The government may tweak the existing Income Tax Act, instead of introducing the direct tax code (DTC). It is very likely that only selected suggestions from the newly drafted law will be incorporated in the existing law. This move will avoid uncertainty for businesses in India which are already suffering from an economic slowdown.
Some provisions from the draft legislation will be added to the existing laws through amendments in the next Budget session of the parliament. The amendments will make the law modern and capable of dealing with different business models by incorporating best practices from all over the globe.
The idea to replace the almost six-decade-old law with the new DTC is now less appealing to the government. As it may unsettle the well-established legislation which will, in turn, create uncertainty for businesses that are suffering from a deep economic slowdown.
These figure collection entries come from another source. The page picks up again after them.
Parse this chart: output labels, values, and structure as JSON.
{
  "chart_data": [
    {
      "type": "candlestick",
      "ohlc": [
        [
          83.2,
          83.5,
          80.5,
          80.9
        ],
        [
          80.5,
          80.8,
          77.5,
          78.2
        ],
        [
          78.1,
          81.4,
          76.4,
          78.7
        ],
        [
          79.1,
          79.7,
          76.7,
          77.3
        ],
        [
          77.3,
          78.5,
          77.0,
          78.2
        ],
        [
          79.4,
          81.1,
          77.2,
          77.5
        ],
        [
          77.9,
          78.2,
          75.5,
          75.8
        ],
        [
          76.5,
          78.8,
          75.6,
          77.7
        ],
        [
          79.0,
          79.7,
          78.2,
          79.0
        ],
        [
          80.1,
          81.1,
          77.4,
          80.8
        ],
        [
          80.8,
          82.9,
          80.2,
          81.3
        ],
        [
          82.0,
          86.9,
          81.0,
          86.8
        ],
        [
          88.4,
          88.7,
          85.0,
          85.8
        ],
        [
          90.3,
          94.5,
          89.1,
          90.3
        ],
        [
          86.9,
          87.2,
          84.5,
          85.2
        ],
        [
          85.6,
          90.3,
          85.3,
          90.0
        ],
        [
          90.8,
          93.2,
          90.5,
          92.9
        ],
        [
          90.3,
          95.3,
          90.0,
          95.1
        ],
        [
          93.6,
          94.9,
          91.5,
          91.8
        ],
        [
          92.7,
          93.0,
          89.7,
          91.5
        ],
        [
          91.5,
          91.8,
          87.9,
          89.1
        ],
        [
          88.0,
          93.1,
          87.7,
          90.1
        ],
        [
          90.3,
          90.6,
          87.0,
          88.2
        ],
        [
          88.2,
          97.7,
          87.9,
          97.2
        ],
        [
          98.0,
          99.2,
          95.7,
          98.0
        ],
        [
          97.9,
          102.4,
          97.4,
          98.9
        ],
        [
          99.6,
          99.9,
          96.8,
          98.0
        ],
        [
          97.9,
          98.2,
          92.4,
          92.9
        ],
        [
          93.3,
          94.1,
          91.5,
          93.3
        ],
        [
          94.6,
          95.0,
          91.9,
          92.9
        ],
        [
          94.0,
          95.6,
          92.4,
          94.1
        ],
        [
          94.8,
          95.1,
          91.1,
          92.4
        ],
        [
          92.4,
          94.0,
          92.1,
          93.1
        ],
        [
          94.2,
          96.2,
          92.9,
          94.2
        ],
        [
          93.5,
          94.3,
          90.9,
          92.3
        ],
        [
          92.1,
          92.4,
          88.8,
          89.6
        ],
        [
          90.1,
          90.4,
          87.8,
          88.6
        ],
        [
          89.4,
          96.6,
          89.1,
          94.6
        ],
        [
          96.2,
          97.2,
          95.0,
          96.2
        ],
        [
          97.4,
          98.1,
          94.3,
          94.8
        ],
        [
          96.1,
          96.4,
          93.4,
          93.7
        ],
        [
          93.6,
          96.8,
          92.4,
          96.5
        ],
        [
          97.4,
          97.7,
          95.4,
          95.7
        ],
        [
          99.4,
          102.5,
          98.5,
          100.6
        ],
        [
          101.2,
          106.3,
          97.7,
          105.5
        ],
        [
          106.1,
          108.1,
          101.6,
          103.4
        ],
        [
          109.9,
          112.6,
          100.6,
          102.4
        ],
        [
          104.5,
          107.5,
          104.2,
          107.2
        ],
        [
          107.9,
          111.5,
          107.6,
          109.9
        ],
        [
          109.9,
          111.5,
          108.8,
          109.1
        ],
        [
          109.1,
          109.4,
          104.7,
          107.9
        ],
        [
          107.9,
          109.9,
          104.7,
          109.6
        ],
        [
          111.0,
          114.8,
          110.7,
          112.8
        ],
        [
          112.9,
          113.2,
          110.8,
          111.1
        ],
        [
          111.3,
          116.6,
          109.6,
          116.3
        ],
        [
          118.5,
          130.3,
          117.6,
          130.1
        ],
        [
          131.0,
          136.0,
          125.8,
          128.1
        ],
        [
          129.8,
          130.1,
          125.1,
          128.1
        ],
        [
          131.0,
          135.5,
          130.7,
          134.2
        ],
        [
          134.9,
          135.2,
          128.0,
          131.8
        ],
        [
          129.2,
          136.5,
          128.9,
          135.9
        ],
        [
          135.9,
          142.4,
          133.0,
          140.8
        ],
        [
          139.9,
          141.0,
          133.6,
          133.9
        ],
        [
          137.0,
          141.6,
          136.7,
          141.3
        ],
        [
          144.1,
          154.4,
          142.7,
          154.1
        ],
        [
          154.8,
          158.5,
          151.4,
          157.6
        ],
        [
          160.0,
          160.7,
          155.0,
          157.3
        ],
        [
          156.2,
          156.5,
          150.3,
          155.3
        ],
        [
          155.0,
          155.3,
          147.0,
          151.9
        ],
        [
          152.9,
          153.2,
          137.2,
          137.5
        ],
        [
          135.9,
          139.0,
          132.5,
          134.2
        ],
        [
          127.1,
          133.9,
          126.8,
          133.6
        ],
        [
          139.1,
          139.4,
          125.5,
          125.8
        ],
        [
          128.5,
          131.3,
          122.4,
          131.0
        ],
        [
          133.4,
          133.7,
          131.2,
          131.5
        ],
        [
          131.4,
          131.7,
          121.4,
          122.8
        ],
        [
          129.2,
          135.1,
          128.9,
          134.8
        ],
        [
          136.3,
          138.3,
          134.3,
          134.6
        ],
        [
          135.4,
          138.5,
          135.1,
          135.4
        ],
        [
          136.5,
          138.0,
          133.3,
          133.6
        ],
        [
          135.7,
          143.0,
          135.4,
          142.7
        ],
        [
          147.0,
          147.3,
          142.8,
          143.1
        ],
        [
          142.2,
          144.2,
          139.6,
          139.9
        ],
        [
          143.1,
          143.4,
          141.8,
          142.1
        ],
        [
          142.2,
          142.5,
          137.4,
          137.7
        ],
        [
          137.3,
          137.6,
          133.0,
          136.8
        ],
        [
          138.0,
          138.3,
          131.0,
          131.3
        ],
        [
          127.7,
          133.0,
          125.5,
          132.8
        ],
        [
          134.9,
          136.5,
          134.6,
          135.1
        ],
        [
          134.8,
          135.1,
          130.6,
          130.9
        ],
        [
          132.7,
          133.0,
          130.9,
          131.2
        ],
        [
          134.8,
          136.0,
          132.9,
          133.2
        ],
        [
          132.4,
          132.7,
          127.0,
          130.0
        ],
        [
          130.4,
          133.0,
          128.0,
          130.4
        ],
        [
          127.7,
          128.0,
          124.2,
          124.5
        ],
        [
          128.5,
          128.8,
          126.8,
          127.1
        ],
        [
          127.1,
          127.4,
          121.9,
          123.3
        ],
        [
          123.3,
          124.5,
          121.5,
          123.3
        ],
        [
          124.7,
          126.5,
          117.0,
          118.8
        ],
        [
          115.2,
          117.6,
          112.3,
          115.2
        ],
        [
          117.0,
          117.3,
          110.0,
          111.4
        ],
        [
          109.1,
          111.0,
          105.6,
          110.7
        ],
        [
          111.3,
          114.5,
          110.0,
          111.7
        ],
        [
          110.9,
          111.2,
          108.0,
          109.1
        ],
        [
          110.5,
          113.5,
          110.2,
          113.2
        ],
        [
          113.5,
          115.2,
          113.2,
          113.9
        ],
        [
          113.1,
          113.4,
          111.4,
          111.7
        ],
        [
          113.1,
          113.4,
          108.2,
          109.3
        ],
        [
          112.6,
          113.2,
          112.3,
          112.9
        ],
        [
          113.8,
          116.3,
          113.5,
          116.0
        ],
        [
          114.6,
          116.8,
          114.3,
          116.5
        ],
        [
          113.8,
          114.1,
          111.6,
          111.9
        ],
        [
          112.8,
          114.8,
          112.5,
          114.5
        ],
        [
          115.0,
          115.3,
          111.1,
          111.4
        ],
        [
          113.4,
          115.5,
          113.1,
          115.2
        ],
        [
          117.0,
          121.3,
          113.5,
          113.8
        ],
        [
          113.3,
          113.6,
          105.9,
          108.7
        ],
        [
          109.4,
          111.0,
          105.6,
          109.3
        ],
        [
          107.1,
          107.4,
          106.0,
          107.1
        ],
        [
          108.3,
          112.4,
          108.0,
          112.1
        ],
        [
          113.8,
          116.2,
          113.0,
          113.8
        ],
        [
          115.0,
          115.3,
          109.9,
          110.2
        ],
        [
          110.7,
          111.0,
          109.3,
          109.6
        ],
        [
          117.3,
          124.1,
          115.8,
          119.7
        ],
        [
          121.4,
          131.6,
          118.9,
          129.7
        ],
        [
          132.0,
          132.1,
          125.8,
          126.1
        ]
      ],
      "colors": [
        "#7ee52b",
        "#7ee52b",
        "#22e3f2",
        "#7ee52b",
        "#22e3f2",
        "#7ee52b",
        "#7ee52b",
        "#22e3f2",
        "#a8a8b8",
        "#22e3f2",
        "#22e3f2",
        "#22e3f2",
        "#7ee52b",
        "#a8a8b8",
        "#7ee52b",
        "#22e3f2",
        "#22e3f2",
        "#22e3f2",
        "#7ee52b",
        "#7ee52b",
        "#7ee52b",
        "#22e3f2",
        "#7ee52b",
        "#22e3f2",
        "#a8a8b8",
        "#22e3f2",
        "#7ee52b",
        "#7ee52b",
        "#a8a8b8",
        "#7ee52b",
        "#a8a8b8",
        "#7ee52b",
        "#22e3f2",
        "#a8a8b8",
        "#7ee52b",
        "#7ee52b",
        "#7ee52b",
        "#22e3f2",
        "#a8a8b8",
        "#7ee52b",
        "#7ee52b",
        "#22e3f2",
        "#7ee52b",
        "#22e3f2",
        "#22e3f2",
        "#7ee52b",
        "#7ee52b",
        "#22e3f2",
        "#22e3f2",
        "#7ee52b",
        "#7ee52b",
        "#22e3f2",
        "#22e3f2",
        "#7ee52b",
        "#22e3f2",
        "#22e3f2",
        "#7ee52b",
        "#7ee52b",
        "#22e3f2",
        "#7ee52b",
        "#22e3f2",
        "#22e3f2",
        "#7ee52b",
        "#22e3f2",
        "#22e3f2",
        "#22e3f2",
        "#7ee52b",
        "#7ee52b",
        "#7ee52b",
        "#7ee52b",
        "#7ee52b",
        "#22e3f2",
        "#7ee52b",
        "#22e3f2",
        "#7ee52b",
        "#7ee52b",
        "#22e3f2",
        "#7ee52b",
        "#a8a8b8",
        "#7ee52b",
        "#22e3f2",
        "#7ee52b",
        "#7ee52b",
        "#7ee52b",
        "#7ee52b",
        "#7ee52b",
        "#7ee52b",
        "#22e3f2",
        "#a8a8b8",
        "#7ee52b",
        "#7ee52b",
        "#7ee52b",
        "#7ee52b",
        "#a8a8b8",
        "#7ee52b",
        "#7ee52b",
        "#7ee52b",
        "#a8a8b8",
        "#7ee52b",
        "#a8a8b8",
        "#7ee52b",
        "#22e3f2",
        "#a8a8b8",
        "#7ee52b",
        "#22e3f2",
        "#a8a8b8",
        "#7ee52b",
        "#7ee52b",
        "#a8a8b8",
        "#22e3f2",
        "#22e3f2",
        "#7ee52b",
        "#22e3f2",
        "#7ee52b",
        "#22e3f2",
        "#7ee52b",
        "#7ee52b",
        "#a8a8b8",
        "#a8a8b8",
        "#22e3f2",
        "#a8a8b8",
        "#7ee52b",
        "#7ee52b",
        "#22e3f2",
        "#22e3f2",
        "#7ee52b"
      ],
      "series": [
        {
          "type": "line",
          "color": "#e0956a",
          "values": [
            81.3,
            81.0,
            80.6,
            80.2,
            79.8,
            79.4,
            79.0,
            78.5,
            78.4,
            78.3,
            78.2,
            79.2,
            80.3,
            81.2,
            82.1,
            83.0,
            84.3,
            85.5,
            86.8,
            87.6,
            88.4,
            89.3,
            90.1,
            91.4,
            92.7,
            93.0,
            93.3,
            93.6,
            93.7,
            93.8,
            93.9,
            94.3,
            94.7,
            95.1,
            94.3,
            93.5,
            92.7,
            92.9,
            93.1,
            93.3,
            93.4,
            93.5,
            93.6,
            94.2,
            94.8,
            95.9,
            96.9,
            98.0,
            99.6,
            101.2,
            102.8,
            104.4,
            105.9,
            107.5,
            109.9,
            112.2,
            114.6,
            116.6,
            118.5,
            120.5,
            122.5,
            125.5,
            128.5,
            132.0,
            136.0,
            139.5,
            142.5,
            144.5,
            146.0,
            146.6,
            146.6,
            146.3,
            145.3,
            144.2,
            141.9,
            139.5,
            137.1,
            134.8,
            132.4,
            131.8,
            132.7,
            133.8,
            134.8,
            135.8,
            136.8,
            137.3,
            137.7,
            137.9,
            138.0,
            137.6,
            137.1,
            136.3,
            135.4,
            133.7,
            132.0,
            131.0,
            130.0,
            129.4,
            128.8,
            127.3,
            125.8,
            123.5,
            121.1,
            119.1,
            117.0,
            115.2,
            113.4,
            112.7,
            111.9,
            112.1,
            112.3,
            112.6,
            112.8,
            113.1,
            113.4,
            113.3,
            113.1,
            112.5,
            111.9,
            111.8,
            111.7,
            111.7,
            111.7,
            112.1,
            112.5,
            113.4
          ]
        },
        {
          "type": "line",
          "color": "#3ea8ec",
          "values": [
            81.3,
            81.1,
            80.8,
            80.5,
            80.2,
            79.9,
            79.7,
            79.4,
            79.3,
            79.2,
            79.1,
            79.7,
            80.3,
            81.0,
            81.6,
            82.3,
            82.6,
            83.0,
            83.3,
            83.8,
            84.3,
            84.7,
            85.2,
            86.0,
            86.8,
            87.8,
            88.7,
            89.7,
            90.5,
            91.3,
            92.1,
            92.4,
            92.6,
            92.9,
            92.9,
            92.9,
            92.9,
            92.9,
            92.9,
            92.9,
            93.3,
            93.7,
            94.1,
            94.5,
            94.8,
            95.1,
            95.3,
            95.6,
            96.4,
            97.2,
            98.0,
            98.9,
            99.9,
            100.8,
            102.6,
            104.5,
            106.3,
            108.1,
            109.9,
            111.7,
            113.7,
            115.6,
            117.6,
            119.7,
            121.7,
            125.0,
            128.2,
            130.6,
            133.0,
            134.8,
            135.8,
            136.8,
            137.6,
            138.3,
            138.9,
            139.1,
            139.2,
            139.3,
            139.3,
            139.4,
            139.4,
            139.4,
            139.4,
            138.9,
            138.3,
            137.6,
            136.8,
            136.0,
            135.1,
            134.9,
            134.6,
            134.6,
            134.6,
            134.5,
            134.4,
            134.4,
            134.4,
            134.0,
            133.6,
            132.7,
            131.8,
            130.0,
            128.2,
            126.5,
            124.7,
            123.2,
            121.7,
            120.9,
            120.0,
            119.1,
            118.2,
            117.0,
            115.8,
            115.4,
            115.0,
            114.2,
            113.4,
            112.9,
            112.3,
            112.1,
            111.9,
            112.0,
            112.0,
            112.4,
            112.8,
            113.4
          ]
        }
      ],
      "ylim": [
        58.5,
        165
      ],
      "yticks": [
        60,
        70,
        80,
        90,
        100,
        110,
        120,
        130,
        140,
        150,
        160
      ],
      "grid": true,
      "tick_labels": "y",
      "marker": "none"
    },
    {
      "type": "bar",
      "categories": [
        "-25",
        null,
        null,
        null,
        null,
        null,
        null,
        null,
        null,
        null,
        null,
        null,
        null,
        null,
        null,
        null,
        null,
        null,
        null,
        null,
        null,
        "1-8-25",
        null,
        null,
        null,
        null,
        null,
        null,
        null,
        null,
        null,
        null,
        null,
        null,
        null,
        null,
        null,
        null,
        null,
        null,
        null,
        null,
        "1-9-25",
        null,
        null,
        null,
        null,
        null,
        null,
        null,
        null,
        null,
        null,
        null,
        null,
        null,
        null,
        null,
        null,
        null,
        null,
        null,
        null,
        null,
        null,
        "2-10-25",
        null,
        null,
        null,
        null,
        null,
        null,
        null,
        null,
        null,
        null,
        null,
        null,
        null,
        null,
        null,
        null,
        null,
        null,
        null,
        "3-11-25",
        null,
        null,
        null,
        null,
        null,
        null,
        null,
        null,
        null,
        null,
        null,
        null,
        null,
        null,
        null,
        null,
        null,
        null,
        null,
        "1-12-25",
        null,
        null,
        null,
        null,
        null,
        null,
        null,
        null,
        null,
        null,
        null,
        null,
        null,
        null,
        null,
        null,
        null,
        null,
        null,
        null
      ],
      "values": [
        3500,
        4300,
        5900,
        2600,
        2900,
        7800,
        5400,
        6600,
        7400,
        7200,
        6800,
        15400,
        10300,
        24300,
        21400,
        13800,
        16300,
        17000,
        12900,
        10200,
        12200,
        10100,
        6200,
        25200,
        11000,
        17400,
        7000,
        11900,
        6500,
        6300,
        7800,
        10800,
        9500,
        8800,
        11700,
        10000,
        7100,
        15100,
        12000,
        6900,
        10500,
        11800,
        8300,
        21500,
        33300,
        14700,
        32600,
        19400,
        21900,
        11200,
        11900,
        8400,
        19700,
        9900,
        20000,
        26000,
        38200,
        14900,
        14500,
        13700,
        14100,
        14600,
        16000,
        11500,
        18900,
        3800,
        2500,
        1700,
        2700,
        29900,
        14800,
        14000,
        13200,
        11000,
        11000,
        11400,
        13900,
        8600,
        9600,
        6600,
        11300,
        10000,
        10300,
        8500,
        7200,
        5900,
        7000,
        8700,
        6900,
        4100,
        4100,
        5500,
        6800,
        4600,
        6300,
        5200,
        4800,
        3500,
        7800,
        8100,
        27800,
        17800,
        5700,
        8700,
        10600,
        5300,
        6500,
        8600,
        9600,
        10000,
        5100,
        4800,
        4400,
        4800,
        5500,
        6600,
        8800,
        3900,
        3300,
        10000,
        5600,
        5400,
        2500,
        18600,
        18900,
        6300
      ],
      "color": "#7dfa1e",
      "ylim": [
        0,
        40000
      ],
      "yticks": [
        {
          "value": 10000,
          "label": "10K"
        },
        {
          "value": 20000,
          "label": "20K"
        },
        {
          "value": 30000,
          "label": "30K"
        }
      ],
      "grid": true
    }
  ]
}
The report submitted by the expert panel has not been made public by the finance ministry until today. The report proposed to provide relief to the taxpayers by changing the tax rate for both local and foreign companies to 25% across-the-board, changing in an individual income tax slabs and much more.
A plethora of sub-rules, exemptions and carve-outs, which made the law complex, are meant for specific needs of different industries and section of individuals. If the law is simplified to a greater extent, it won’t last in a dynamic economy like India’s economy.
The timing of policy changes is very vital as the taxpayers may not prefer radical changes in the legislation coincided with the economic downturn. As of today, the taxpayers now how to navigate the existing law and may get affected by the introduction of new policies.
The previous government tried to introduce the direct tax code at the beginning of this decade but didn’t. All its proposals along with General Anti Avoidance Rules were inserted in the Income Tax Act, 1961.
The current Finance Ministry’s idea is to amend the existing act with the insights from the detailed review of the expert panel so that the old act becomes capable of dealing with the trends of capital and profits movement across borders.
Besides the introduction of new laws or amending the old one, tax rates are continuously amended through Finance Act annually. The Finance Act 2019 passed in July 2019 has already taken forward the Modi government’s plan of making taxation more progressive, with the higher tax rate for high-income earners.